State v. Roper - Enforcement of Settlement Agreement
Summary
The Ohio Court of Appeals upheld a trial court's decision to enforce a settlement agreement in a debt collection case. The court found that the agreed-upon terms were clear and constituted a valid contract, affirming the judgment against the appellant. The original debt was for $10,199.02.
What changed
The Ohio Court of Appeals, in the case of State v. Roper, affirmed a lower court's decision to enforce a settlement agreement in a collection action. The appellant, Kevin Roper, owed the University of Toledo $10,199.02 for educational courses. The court found that the email communications between the parties established a clear and certain settlement agreement, thus constituting a binding contract. The appellant's sole assignment of error, that the parties did not settle the matter, was overruled.

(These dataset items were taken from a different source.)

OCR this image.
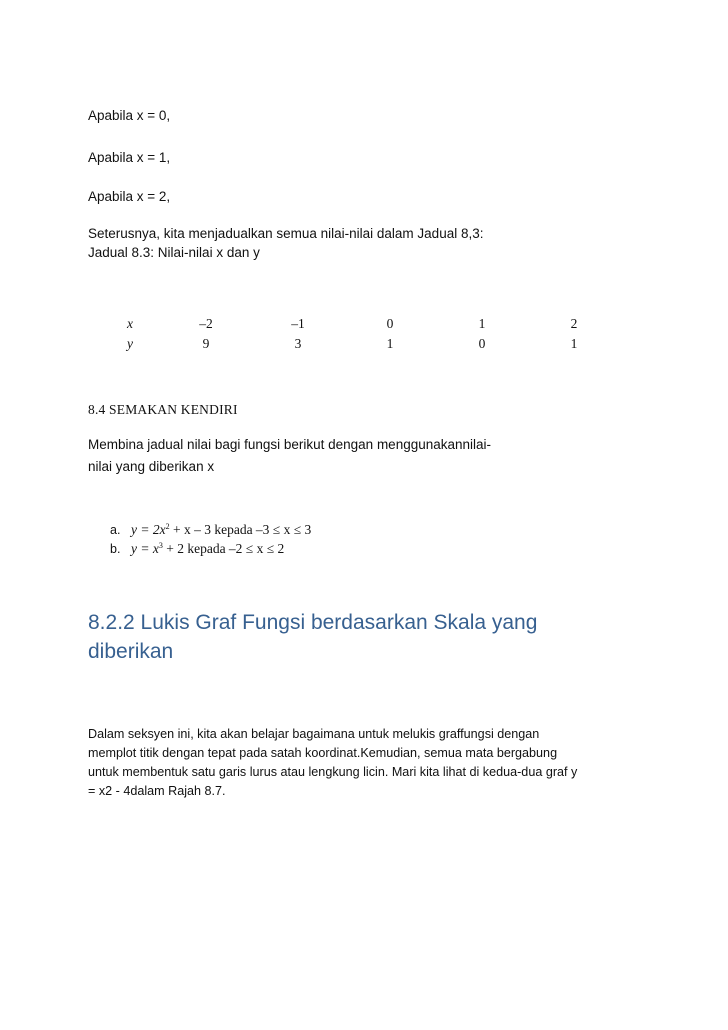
Apabila x = 0,
Apabila x = 1,
Apabila x = 2,
Seterusnya, kita menjadualkan semua nilai-nilai dalam Jadual 8,3:
Jadual 8.3: Nilai-nilai x dan y
x	–2	–1	0	1	2
y	9	3	1	0	1
8.4 SEMAKAN KENDIRI
Membina jadual nilai bagi fungsi berikut dengan menggunakannilai-
nilai yang diberikan x
a. $y = 2x^2 + x - 3$ kepada –3 ≤ x ≤ 3
b. $y = x^3 + 2$ kepada –2 ≤ x ≤ 2
8.2.2 Lukis Graf Fungsi berdasarkan Skala yang
diberikan

Dalam seksyen ini, kita akan belajar bagaimana untuk melukis graffungsi dengan
memplot titik dengan tepat pada satah koordinat.Kemudian, semua mata bergabung
untuk membentuk satu garis lurus atau lengkung licin. Mari kita lihat di kedua-dua graf y
= x2 - 4dalam Rajah 8.7.
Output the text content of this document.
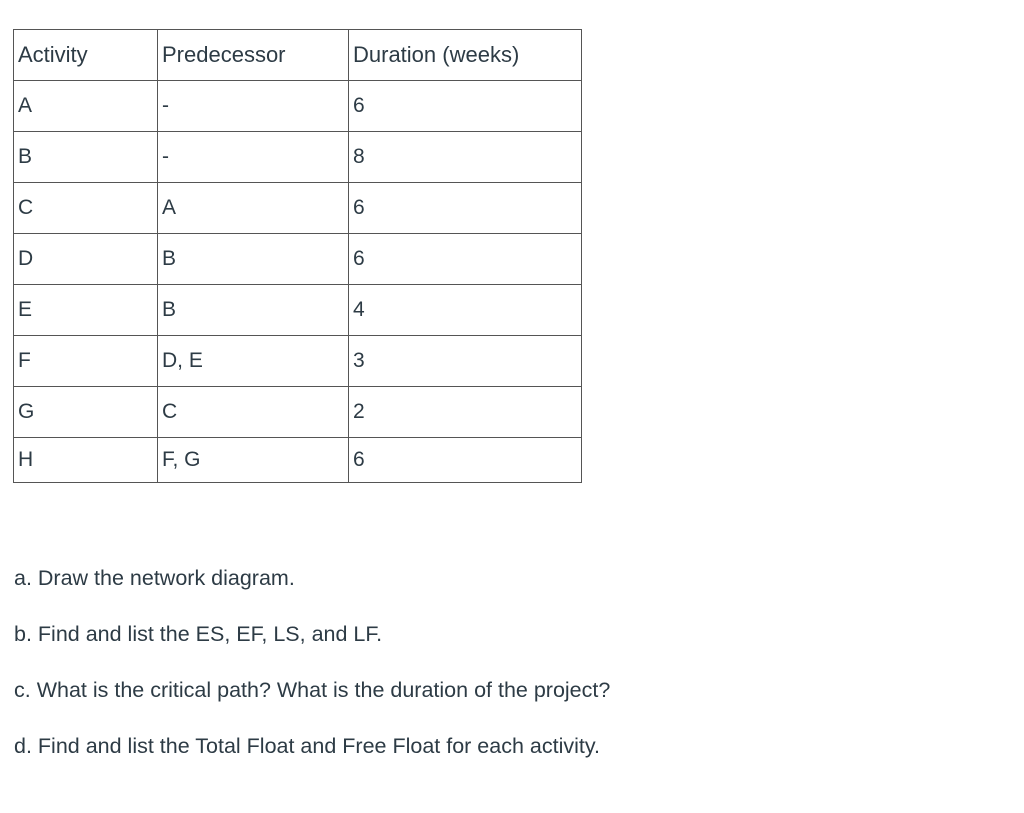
Activity	Predecessor	Duration (weeks)
A	-	6
B	-	8
C	A	6
D	B	6
E	B	4
F	D, E	3
G	C	2
H	F, G	6

a. Draw the network diagram.

b. Find and list the ES, EF, LS, and LF.

c. What is the critical path? What is the duration of the project?

d. Find and list the Total Float and Free Float for each activity.
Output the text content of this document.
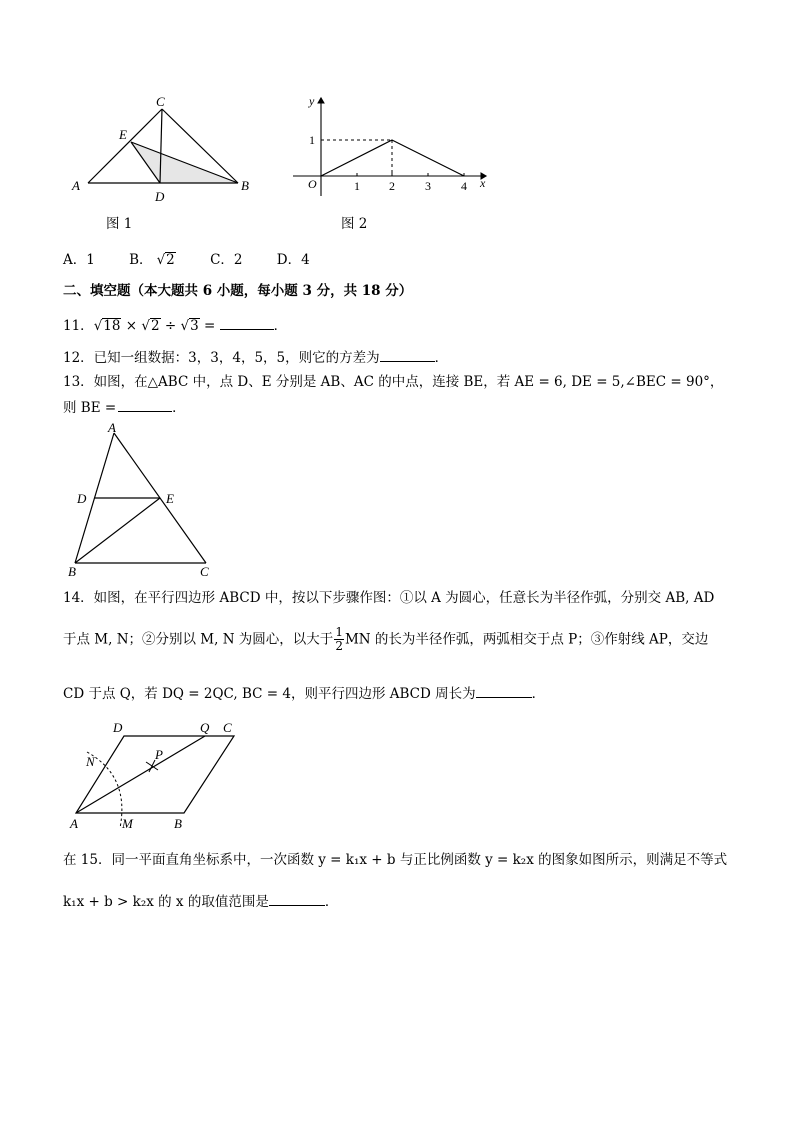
C
E
A
D
B
图 1
y
1
O	1 2	3	4 x
图 2
A．1	B． √2	C．2	D．4
二、填空题（本大题共 6 小题，每小题 3 分，共 18 分）
11．√18 × √2 ÷ √3 =	．
12．已知一组数据：3，3，4，5，5，则它的方差为	．
13．如图，在△ABC 中，点 D、E 分别是 AB、AC 的中点，连接 BE，若 AE = 6, DE = 5,∠BEC = 90°，
则 BE =	．
A
D	E
B	C
14．如图，在平行四边形 ABCD 中，按以下步骤作图：①以 A 为圆心，任意长为半径作弧，分别交 AB, AD
于点 M, N；②分别以 M, N 为圆心，以大于 $\frac{1}{2}$ MN 的长为半径作弧，两弧相交于点 P；③作射线 AP，交边
CD 于点 Q，若 DQ = 2QC, BC = 4，则平行四边形 ABCD 周长为	．
D	Q C
N	P
A	M	B
在 15．同一平面直角坐标系中，一次函数 y = k₁x + b 与正比例函数 y = k₂x 的图象如图所示，则满足不等式
k₁x + b > k₂x 的 x 的取值范围是	．
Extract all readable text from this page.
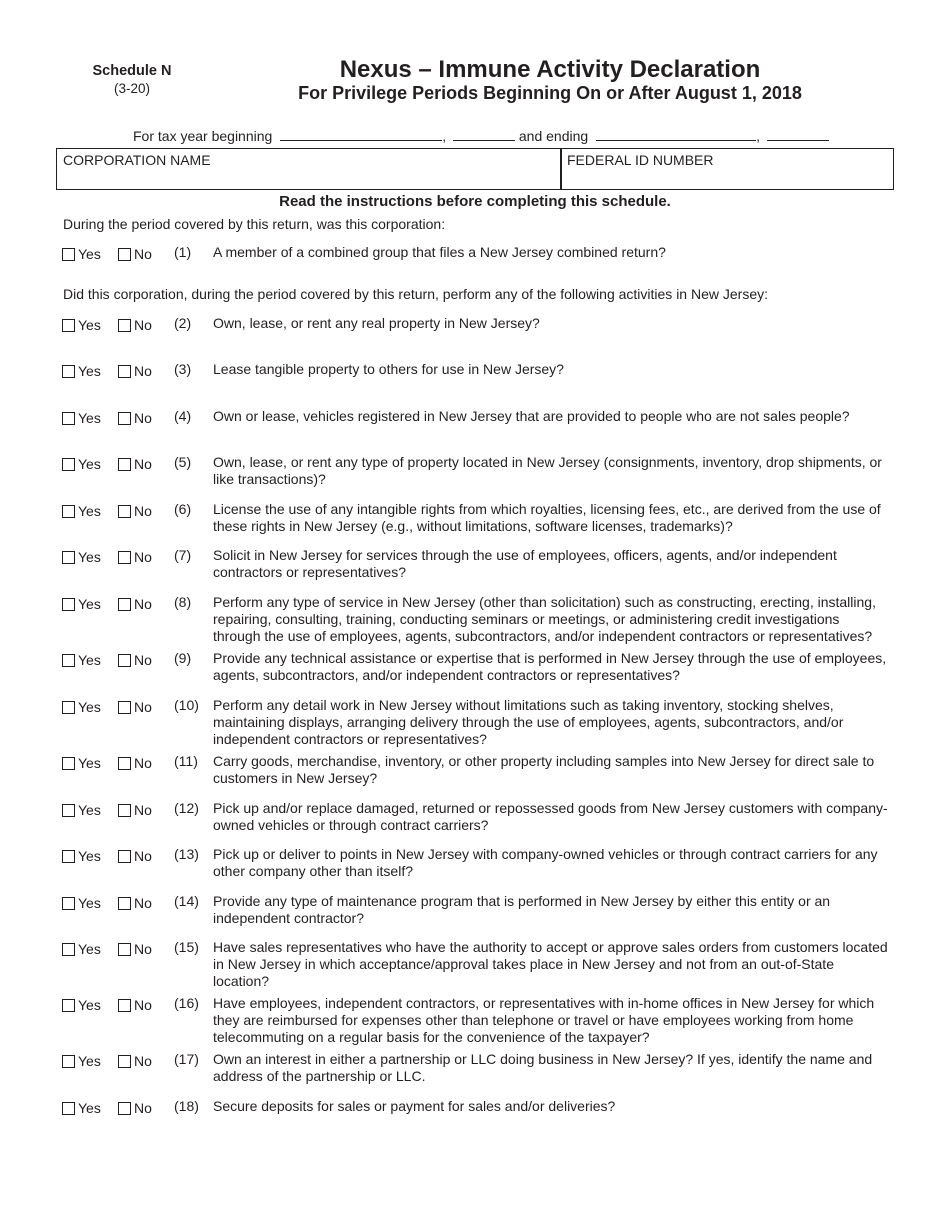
Schedule N
(3-20)
Nexus – Immune Activity Declaration
For Privilege Periods Beginning On or After August 1, 2018
For tax year beginning	,	and ending	,
CORPORATION NAME	FEDERAL ID NUMBER
Read the instructions before completing this schedule.
During the period covered by this return, was this corporation:
Did this corporation, during the period covered by this return, perform any of the following activities in New Jersey:
Yes	No (1) A member of a combined group that files a New Jersey combined return?
Yes	No (2) Own, lease, or rent any real property in New Jersey?
Yes	No (3) Lease tangible property to others for use in New Jersey?
Yes	No (4) Own or lease, vehicles registered in New Jersey that are provided to people who are not sales people?
Yes	No (5) Own, lease, or rent any type of property located in New Jersey (consignments, inventory, drop shipments, or like transactions)?
Yes	No (6) License the use of any intangible rights from which royalties, licensing fees, etc., are derived from the use of these rights in New Jersey (e.g., without limitations, software licenses, trademarks)?
Yes	No (7) Solicit in New Jersey for services through the use of employees, officers, agents, and/or independent contractors or representatives?
Yes	No (8) Perform any type of service in New Jersey (other than solicitation) such as constructing, erecting, installing, repairing, consulting, training, conducting seminars or meetings, or administering credit investigations through the use of employees, agents, subcontractors, and/or independent contractors or representatives?
Yes	No (9) Provide any technical assistance or expertise that is performed in New Jersey through the use of employees, agents, subcontractors, and/or independent contractors or representatives?
Yes	No (10) Perform any detail work in New Jersey without limitations such as taking inventory, stocking shelves, maintaining displays, arranging delivery through the use of employees, agents, subcontractors, and/or independent contractors or representatives?
Yes	No (11) Carry goods, merchandise, inventory, or other property including samples into New Jersey for direct sale to customers in New Jersey?
Yes	No (12) Pick up and/or replace damaged, returned or repossessed goods from New Jersey customers with company-owned vehicles or through contract carriers?
Yes	No (13) Pick up or deliver to points in New Jersey with company-owned vehicles or through contract carriers for any other company other than itself?
Yes	No (14) Provide any type of maintenance program that is performed in New Jersey by either this entity or an independent contractor?
Yes	No (15) Have sales representatives who have the authority to accept or approve sales orders from customers located in New Jersey in which acceptance/approval takes place in New Jersey and not from an out-of-State location?
Yes	No (16) Have employees, independent contractors, or representatives with in-home offices in New Jersey for which they are reimbursed for expenses other than telephone or travel or have employees working from home telecommuting on a regular basis for the convenience of the taxpayer?
Yes	No (17) Own an interest in either a partnership or LLC doing business in New Jersey? If yes, identify the name and address of the partnership or LLC.
Yes	No (18) Secure deposits for sales or payment for sales and/or deliveries?
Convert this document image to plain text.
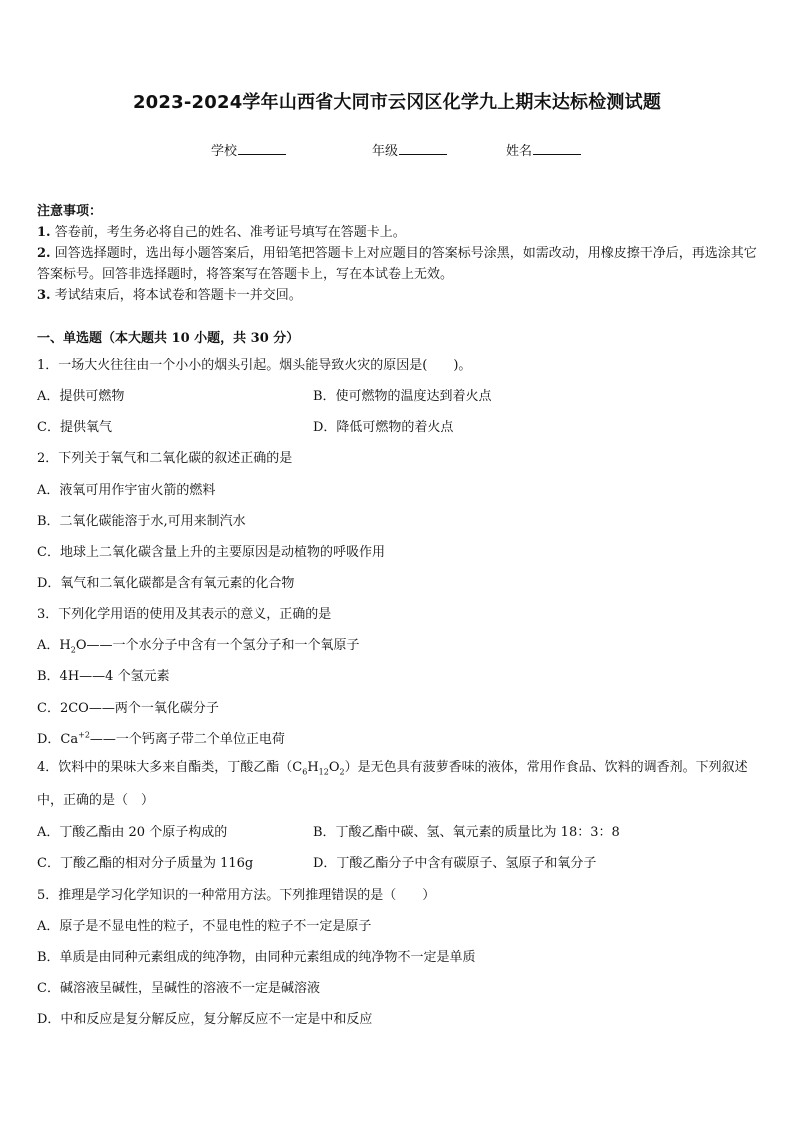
2023-2024学年山西省大同市云冈区化学九上期末达标检测试题
学校	年级	姓名
注意事项：
1. 答卷前，考生务必将自己的姓名、准考证号填写在答题卡上。
2. 回答选择题时，选出每小题答案后，用铅笔把答题卡上对应题目的答案标号涂黑，如需改动，用橡皮擦干净后，再选涂其它答案标号。回答非选择题时，将答案写在答题卡上，写在本试卷上无效。
3. 考试结束后，将本试卷和答题卡一并交回。
一、单选题（本大题共 10 小题，共 30 分）
1．一场大火往往由一个小小的烟头引起。烟头能导致火灾的原因是(　　)。
A．提供可燃物	B．使可燃物的温度达到着火点
C．提供氧气	D．降低可燃物的着火点
2．下列关于氧气和二氧化碳的叙述正确的是
A．液氧可用作宇宙火箭的燃料
B．二氧化碳能溶于水,可用来制汽水
C．地球上二氧化碳含量上升的主要原因是动植物的呼吸作用
D．氧气和二氧化碳都是含有氧元素的化合物
3．下列化学用语的使用及其表示的意义，正确的是
A．$H_2O——$一个水分子中含有一个氢分子和一个氧原子
B．4H——4 个氢元素
C．2CO——两个一氧化碳分子
D．$Ca^{+2}——$一个钙离子带二个单位正电荷
4．饮料中的果味大多来自酯类，丁酸乙酯$(C_6H_{12}O_2)$是无色具有菠萝香味的液体，常用作食品、饮料的调香剂。下列叙述中，正确的是（　）
A．丁酸乙酯由 20 个原子构成的	B．丁酸乙酯中碳、氢、氧元素的质量比为 18：3：8
C．丁酸乙酯的相对分子质量为 116g	D．丁酸乙酯分子中含有碳原子、氢原子和氧分子
5．推理是学习化学知识的一种常用方法。下列推理错误的是（　　）
A．原子是不显电性的粒子，不显电性的粒子不一定是原子
B．单质是由同种元素组成的纯净物，由同种元素组成的纯净物不一定是单质
C．碱溶液呈碱性，呈碱性的溶液不一定是碱溶液
D．中和反应是复分解反应，复分解反应不一定是中和反应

This ruling reinforces the enforceability of settlement agreements when terms are clearly defined and mutually agreed upon. For legal professionals and entities involved in debt collection, this case highlights the importance of precise language in settlement negotiations and documentation. The judgment affirms the trial court's decision, meaning the appellant is bound by the terms of the settlement, which was likely to involve payment of a portion of the debt or a structured payment plan, as negotiated.
What to do next
- Review internal procedures for drafting and documenting settlement agreements to ensure clarity and certainty of terms.
- Ensure all settlement terms are clearly communicated and agreed upon by all parties before execution.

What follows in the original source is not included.